Hacker News new | ask | show | jobs
by molodec 2200 days ago
Specific workload matter a lot. I had a good experience with Shenandoah collector on an application that generates very few intermediate objects, but once an object is created it stays in the heap for a while ( a custom made key/value store for a very specific use case). Shenandoah collector was the best in terms of throughput and memory utilization. Most collectors are generational, so surviving objects have to be moved from Eden to Survivor to Old. Shenandoah is not generational, and I suspect it has less work to do for objects that survive compare to other collectors. When most objects live long enough generational collectors hinder performance.
2 comments

In the case of Hazelcast Jet and similar products, loads of young garbage are unavoidable because it comes from the data streaming through the pipeline. A generational GC should in principle get a great head start in this kind of workload, and our benchmarks have confirmed it.

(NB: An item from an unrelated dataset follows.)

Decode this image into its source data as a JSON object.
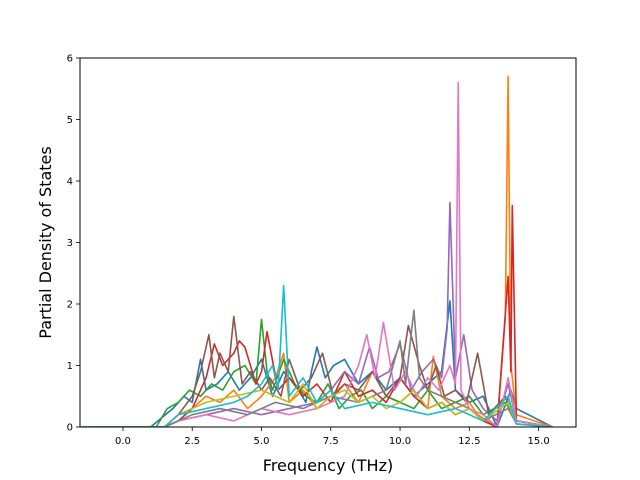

Yep, workload matters. Generational garbage collectors are fundamentally at odds with caching/pooling of objects. They are based on the assumption that objects die young. Typically that is not the case for internal caches, though. Caches usually consist of long-living/tenured objects.
It is a stretch to claim caching is fundamentally at odds with GC. It is more correct to say that LRU breaks the generational hypothesis, because it prioritizes new entries which take a long time to be evicted. However many workloads are frequency biased and these one-hit wonders degrade the hit rate. That is why you'll see more aggressive eviction in a modern policy, so you'll have better GC behavior and higher hit rates using something like Java's Caffeine library.
Keep in mind that it's not fundamental. Generational GCs just make a bet that you can save a lot of effort by segregating the objects by age. In almost all Java workloads there's plenty of short-lived objects, and a generational GC takes care of them at an especially low cost. The price to pay for that is pretty low, basically it's the overhead of card marking (a write barrier is needed) and subsequent partial scanning of the Old Generation if there are many references from old to new objects.

Only very specialized workloads won't create much short-lived objects, and for those cases there are alternative non-generational GCs on the JVM (Z, Shenandoah).